The other thing to keep in mind is the sheer nature of information overload most of us combat daily. There is a lot of information out there, and a lot more added every second. Often it seems like we are not only being chased by information, but also assaulted by it. Often because of this overload and assault, our ability to discern right from wrong, true from fake, is at an all time low. Our cognitive abilities no longer stand us in good stead to discern fake and truth.
The second major problem is that in a global village, where the village idiot is considered as relevant as the formally trained expert – often rhetoric gets the better of logic. Most scientists, indeed, most experts, are trained to speak in ‘probabilities and possibilities’, whereas most charlatans can state their lies with absolute confidence. In a world looking for easy answers, and definite solutions – the con has an advantage, over the truth. In fact, a study in 2018 found that “falsehood diffuses significantly farther, faster, deeper, and more broadly than the truth, in all categories of information, and in many cases by an order of magnitude”. Furthermore, when news channels announce these charlatans as experts, there is an added layer of respectability added to the lies.
And finally, there is the media itself. Chasing eyeballs, they report jokes and flare ups, and personal posts from social media – and pass it off as news. They clog our bandwidth, carry public relations as news, and translate popular opinion as verified fact. In an ideal world, journalists will be verifying what people in authority are saying – be those scientists or politicians.
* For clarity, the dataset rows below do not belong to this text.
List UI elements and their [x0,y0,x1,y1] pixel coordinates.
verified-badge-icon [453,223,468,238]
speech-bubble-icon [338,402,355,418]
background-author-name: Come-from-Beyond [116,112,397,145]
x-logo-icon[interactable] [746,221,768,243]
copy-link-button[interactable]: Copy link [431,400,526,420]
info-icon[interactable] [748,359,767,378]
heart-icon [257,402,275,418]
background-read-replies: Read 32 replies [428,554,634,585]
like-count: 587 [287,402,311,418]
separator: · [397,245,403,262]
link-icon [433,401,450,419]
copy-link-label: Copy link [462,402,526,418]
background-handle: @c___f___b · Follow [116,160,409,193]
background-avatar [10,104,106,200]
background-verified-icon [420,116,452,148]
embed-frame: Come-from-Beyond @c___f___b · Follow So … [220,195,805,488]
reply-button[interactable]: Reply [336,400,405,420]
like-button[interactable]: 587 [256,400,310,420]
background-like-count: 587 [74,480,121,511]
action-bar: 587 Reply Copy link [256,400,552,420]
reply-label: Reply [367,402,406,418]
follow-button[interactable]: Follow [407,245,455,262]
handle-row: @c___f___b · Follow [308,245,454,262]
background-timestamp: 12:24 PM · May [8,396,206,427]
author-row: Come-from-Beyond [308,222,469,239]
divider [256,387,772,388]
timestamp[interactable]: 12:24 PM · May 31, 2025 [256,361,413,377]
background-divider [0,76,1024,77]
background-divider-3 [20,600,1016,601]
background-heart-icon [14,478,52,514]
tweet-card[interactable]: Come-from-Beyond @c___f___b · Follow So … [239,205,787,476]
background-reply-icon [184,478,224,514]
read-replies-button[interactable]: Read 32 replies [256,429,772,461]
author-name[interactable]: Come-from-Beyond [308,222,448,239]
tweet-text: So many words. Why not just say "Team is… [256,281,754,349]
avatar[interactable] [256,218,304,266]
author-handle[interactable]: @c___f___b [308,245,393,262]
But the economics of news do not allow for editorial discernment.
Caught between these three forces, the truth is squeezed, distorted and beaten out of shape. And by the time it makes a slight recovery, fake manages to run around the world many times – gaining more and more credence as it moves from phone to phone, post to post. With news swallowing and regurgitating whatever it finds online, it remains up to factchecking groups, interested parties, and ordinary news consumers to verify, check, and fight the battle for the truth. Else a lot more people will be looking for universes hidden within extreme closeups of cross-sections of food.